At 09 JUN 2003 06:25AM Revelation Technical Support wrote:

Paul-

We just tested this here using the 4.1.3 build and it looked fine:

a1, a2, a10, b1, b2, b10

We used the same code you posted.

Thanks


At 09 JUN 2003 04:29PM Oystein Reigem wrote:

I tried Paul's code in 4.1.2. I got different results -

B 1 , A 1 , B 2 , A 2 , A 10 , B 10

versus

A 1 , A 2 , A 10 , B 1 , B 2 , B 10

I assume these are the results he gets.

I haven't changed to 4.1.3 yet. Should I worry? I'd like my sorts to work correctly.

- Oystein -


At 09 JUN 2003 05:38PM Paul Rowe wrote:

I've tested this today in 4.1.3 with the sample code and the problem still occurs.

In the sample code there were two v119 sorts. The first one (two Right justified columns) returns the strange results:

B 1 , A 1 , B 2 , A 2 , A 10 , B 10

versus the second one (Left justified for column 1, Right just for column 2)

A 1 , A 2 , A 10 , B 1 , B 2 , B 10

I've also tried it on a NT 4.0 and XP and both had the problem, so it doesn't seem to be operating system specific.

Thanks,

Paul


At 09 JUN 2003 06:23PM Warren wrote:

I'm surprised this sorts as expected in v3.7. Seems to me the bug is in 3.7.

Since the length of the numeric portion varies, the position of the alpha and following space character shifts. Thus the alpha character will compare against null, another alpha character or space.

I know Mac OSes will collate as you expect, but I've never seen a PC system collate like that unless you use a fixed length on numeric portion.


At 09 JUN 2003 09:08PM Paul Rowe wrote:

I'm not sure I follow you Warren.

In the short results that I believe are incorrect B 1 comes BEFORE A 1 in an ascending sort. How can that make sense? These two strings are the same length so it shouldn't matter whether it is right of left justified. In the same set of results, B 10 comes AFTER A 10, so there doesn't seem to be any pattern.

There's definitely a problem here because adding a field containing null before this field has resulted in a completely different sort order (sorting on one field containing the values listed will give the same result as we used to get in 3.7).

You are right that the results in 3.7 aren't a simple right justified sort. The results were:

A 1 , A 2 , A 10 , B 1 , B 2 , B 10 - this seems to be a clever combination of left and right sorting (not sure how it is done) that achieves the most natural looking order.

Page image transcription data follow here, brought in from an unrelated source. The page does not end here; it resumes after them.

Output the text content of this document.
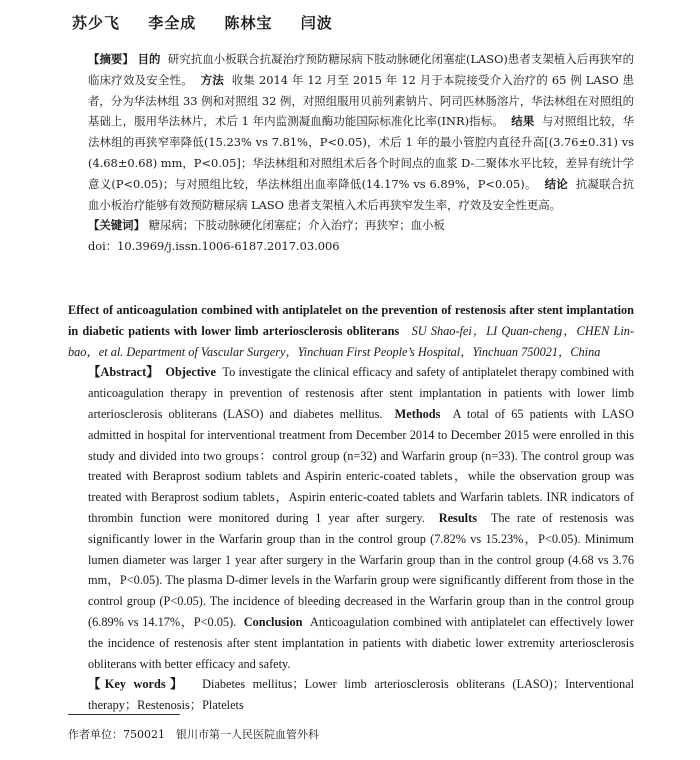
苏少飞 李全成 陈林宝 闫波

【摘要】 目的 研究抗血小板联合抗凝治疗预防糖尿病下肢动脉硬化闭塞症(LASO)患者支架植入后再狭窄的临床疗效及安全性。 方法 收集 2014 年 12 月至 2015 年 12 月于本院接受介入治疗的 65 例 LASO 患者，分为华法林组 33 例和对照组 32 例，对照组服用贝前列素钠片、阿司匹林肠溶片，华法林组在对照组的基础上，服用华法林片，术后 1 年内监测凝血酶功能国际标准化比率(INR)指标。 结果 与对照组比较，华法林组的再狭窄率降低(15.23% vs 7.81%，P<0.05)，术后 1 年的最小管腔内直径升高[(3.76±0.31) vs (4.68±0.68) mm，P<0.05]；华法林组和对照组术后各个时间点的血浆 D-二聚体水平比较，差异有统计学意义(P<0.05)；与对照组比较，华法林组出血率降低(14.17% vs 6.89%，P<0.05)。 结论 抗凝联合抗血小板治疗能够有效预防糖尿病 LASO 患者支架植入术后再狭窄发生率，疗效及安全性更高。

【关键词】 糖尿病；下肢动脉硬化闭塞症；介入治疗；再狭窄；血小板

doi：10.3969/j.issn.1006-6187.2017.03.006

Effect of anticoagulation combined with antiplatelet on the prevention of restenosis after stent implantation in diabetic patients with lower limb arteriosclerosis obliterans SU Shao-fei，LI Quan-cheng，CHEN Lin-bao，et al. Department of Vascular Surgery，Yinchuan First People’s Hospital，Yinchuan 750021，China

【Abstract】 Objective To investigate the clinical efficacy and safety of antiplatelet therapy combined with anticoagulation therapy in prevention of restenosis after stent implantation in patients with lower limb arteriosclerosis obliterans (LASO) and diabetes mellitus. Methods A total of 65 patients with LASO admitted in hospital for interventional treatment from December 2014 to December 2015 were enrolled in this study and divided into two groups：control group (n=32) and Warfarin group (n=33). The control group was treated with Beraprost sodium tablets and Aspirin enteric-coated tablets，while the observation group was treated with Beraprost sodium tablets，Aspirin enteric-coated tablets and Warfarin tablets. INR indicators of thrombin function were monitored during 1 year after surgery. Results The rate of restenosis was significantly lower in the Warfarin group than in the control group (7.82% vs 15.23%，P<0.05). Minimum lumen diameter was larger 1 year after surgery in the Warfarin group than in the control group (4.68 vs 3.76 mm，P<0.05). The plasma D-dimer levels in the Warfarin group were significantly different from those in the control group (P<0.05). The incidence of bleeding decreased in the Warfarin group than in the control group (6.89% vs 14.17%，P<0.05). Conclusion Anticoagulation combined with antiplatelet can effectively lower the incidence of restenosis after stent implantation in patients with diabetic lower extremity arteriosclerosis obliterans with better efficacy and safety.

【Key words】 Diabetes mellitus；Lower limb arteriosclerosis obliterans (LASO)；Interventional therapy；Restenosis；Platelets

作者单位：750021　银川市第一人民医院血管外科
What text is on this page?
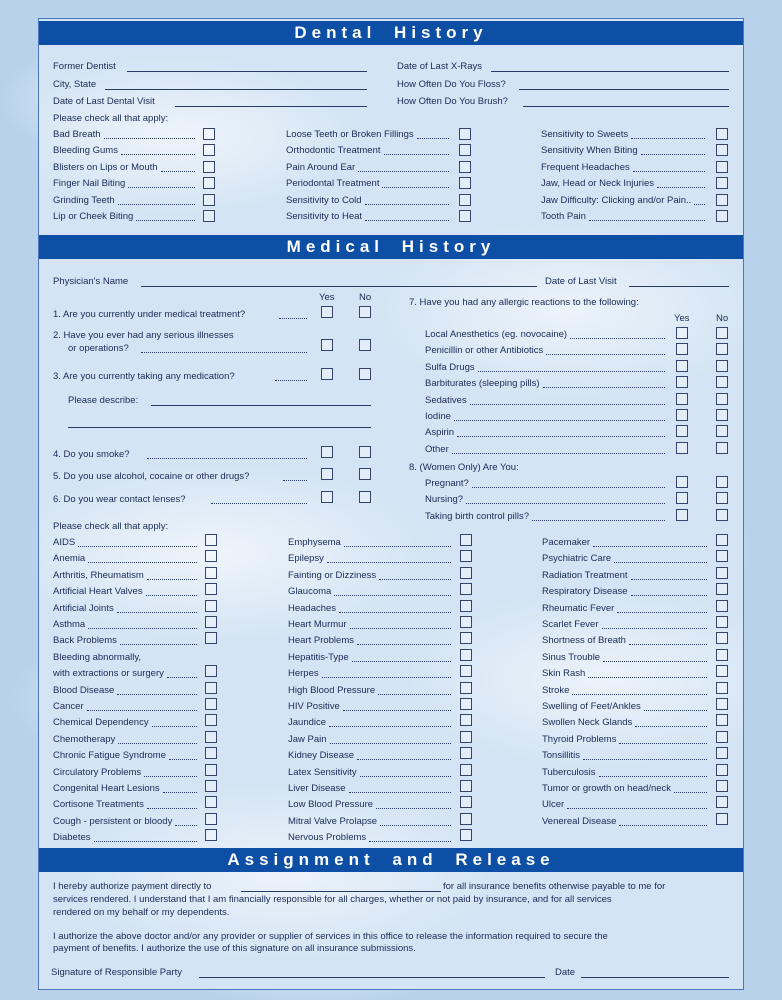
Dental History
Former Dentist
City, State
Date of Last Dental Visit
Date of Last X-Rays
How Often Do You Floss?
How Often Do You Brush?
Please check all that apply:
Bad Breath
Bleeding Gums
Blisters on Lips or Mouth
Finger Nail Biting
Grinding Teeth
Lip or Cheek Biting
Loose Teeth or Broken Fillings
Orthodontic Treatment
Pain Around Ear
Periodontal Treatment
Sensitivity to Cold
Sensitivity to Heat
Sensitivity to Sweets
Sensitivity When Biting
Frequent Headaches
Jaw, Head or Neck Injuries
Jaw Difficulty: Clicking and/or Pain..
Tooth Pain
Medical History
Physician's Name	Date of Last Visit
Yes	No
1. Are you currently under medical treatment?
2. Have you ever had any serious illnesses
or operations?
3. Are you currently taking any medication?
Please describe:
4. Do you smoke?
5. Do you use alcohol, cocaine or other drugs?
6. Do you wear contact lenses?
7. Have you had any allergic reactions to the following:
Yes	No
Local Anesthetics (eg. novocaine)
Penicillin or other Antibiotics
Sulfa Drugs
Barbiturates (sleeping pills)
Sedatives
Iodine
Aspirin
Other
8. (Women Only) Are You:
Pregnant?
Nursing?
Taking birth control pills?
Please check all that apply:
AIDS
Anemia
Arthritis, Rheumatism
Artificial Heart Valves
Artificial Joints
Asthma
Back Problems
Bleeding abnormally,
with extractions or surgery
Blood Disease
Cancer
Chemical Dependency
Chemotherapy
Chronic Fatigue Syndrome
Circulatory Problems
Congenital Heart Lesions
Cortisone Treatments
Cough - persistent or bloody
Diabetes
Emphysema
Epilepsy
Fainting or Dizziness
Glaucoma
Headaches
Heart Murmur
Heart Problems
Hepatitis-Type
Herpes
High Blood Pressure
HIV Positive
Jaundice
Jaw Pain
Kidney Disease
Latex Sensitivity
Liver Disease
Low Blood Pressure
Mitral Valve Prolapse
Nervous Problems
Pacemaker
Psychiatric Care
Radiation Treatment
Respiratory Disease
Rheumatic Fever
Scarlet Fever
Shortness of Breath
Sinus Trouble
Skin Rash
Stroke
Swelling of Feet/Ankles
Swollen Neck Glands
Thyroid Problems
Tonsillitis
Tuberculosis
Tumor or growth on head/neck
Ulcer
Venereal Disease
Assignment and Release
I hereby authorize payment directly to	for all insurance benefits otherwise payable to me for
services rendered. I understand that I am financially responsible for all charges, whether or not paid by insurance, and for all services
rendered on my behalf or my dependents.
I authorize the above doctor and/or any provider or supplier of services in this office to release the information required to secure the
payment of benefits. I authorize the use of this signature on all insurance submissions.
Signature of Responsible Party	Date
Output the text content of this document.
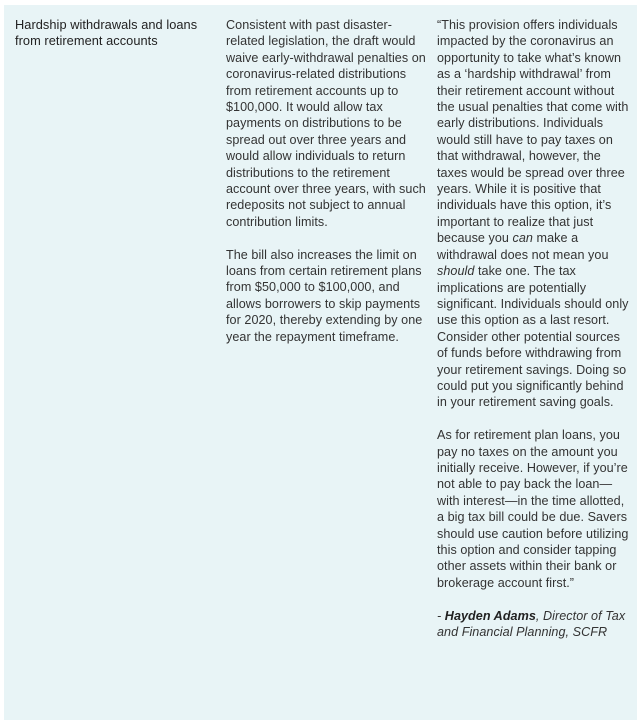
Hardship withdrawals and loans from retirement accounts

Consistent with past disaster-related legislation, the draft would waive early-withdrawal penalties on coronavirus-related distributions from retirement accounts up to $100,000. It would allow tax payments on distributions to be spread out over three years and would allow individuals to return distributions to the retirement account over three years, with such redeposits not subject to annual contribution limits.

The bill also increases the limit on loans from certain retirement plans from $50,000 to $100,000, and allows borrowers to skip payments for 2020, thereby extending by one year the repayment timeframe.

“This provision offers individuals impacted by the coronavirus an opportunity to take what’s known as a ‘hardship withdrawal’ from their retirement account without the usual penalties that come with early distributions. Individuals would still have to pay taxes on that withdrawal, however, the taxes would be spread over three years. While it is positive that individuals have this option, it’s important to realize that just because you can make a withdrawal does not mean you should take one. The tax implications are potentially significant. Individuals should only use this option as a last resort. Consider other potential sources of funds before withdrawing from your retirement savings. Doing so could put you significantly behind in your retirement saving goals.

As for retirement plan loans, you pay no taxes on the amount you initially receive. However, if you’re not able to pay back the loan—with interest—in the time allotted, a big tax bill could be due. Savers should use caution before utilizing this option and consider tapping other assets within their bank or brokerage account first.”

- Hayden Adams, Director of Tax and Financial Planning, SCFR
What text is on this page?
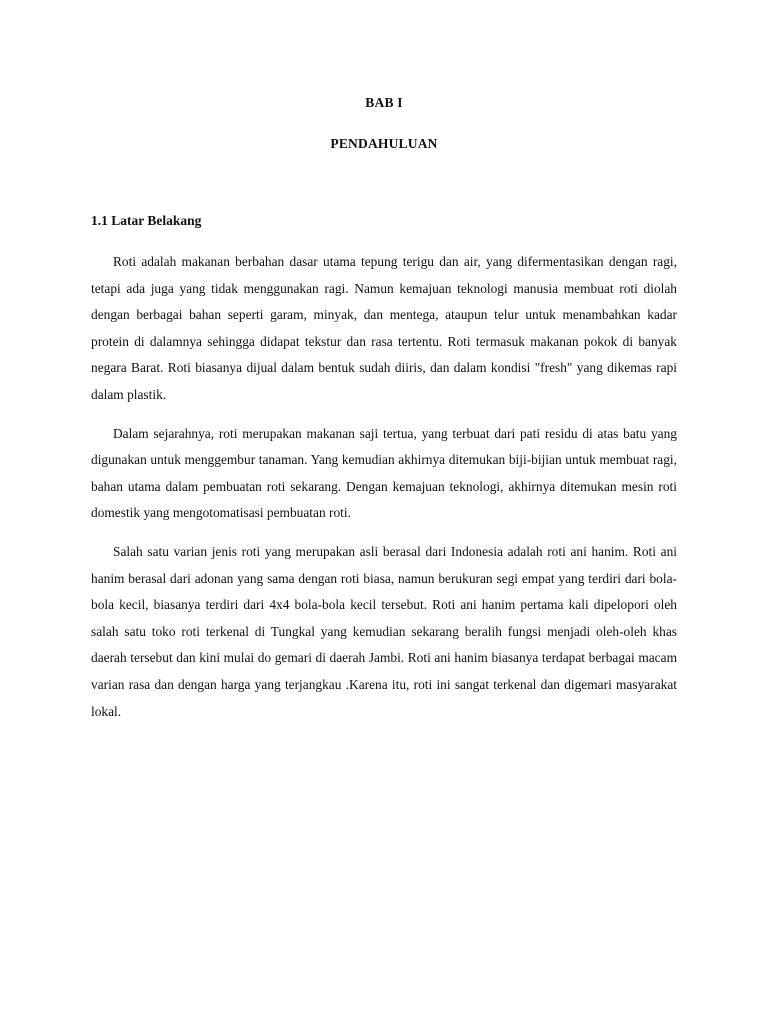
BAB I
PENDAHULUAN
1.1 Latar Belakang

Roti adalah makanan berbahan dasar utama tepung terigu dan air, yang difermentasikan dengan ragi, tetapi ada juga yang tidak menggunakan ragi. Namun kemajuan teknologi manusia membuat roti diolah dengan berbagai bahan seperti garam, minyak, dan mentega, ataupun telur untuk menambahkan kadar protein di dalamnya sehingga didapat tekstur dan rasa tertentu. Roti termasuk makanan pokok di banyak negara Barat. Roti biasanya dijual dalam bentuk sudah diiris, dan dalam kondisi "fresh" yang dikemas rapi dalam plastik.

Dalam sejarahnya, roti merupakan makanan saji tertua, yang terbuat dari pati residu di atas batu yang digunakan untuk menggembur tanaman. Yang kemudian akhirnya ditemukan biji-bijian untuk membuat ragi, bahan utama dalam pembuatan roti sekarang. Dengan kemajuan teknologi, akhirnya ditemukan mesin roti domestik yang mengotomatisasi pembuatan roti.

Salah satu varian jenis roti yang merupakan asli berasal dari Indonesia adalah roti ani hanim. Roti ani hanim berasal dari adonan yang sama dengan roti biasa, namun berukuran segi empat yang terdiri dari bola-bola kecil, biasanya terdiri dari 4x4 bola-bola kecil tersebut. Roti ani hanim pertama kali dipelopori oleh salah satu toko roti terkenal di Tungkal yang kemudian sekarang beralih fungsi menjadi oleh-oleh khas daerah tersebut dan kini mulai do gemari di daerah Jambi. Roti ani hanim biasanya terdapat berbagai macam varian rasa dan dengan harga yang terjangkau .Karena itu, roti ini sangat terkenal dan digemari masyarakat lokal.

A straight right justified order would be:

A 1, A 2, B 1, B 2, A 10, B 10.

While this is correct in simple terms it would be a great pain for us as we would no longer be able to sort on these alphanumberic codes (neither right or left justified would sort them how we could in 3.7).

Not an easy problem!

Thanks for the input.

Paul


At 10 JUN 2003 03:31AM Oystein Reigem wrote:

Warren, Revelation,

You must agree there's something funny here no matter how "clever" V119 is when it sorts the second column.

Paul's code sorts the same data twice. In both cases he first sorts on the first column, which is empty. The only difference between his two sorts is the justification of that first column.

Paul,

Without having studied the details I agree with Warren when he thinks you shouldn't expect a good sort on mixed data like that.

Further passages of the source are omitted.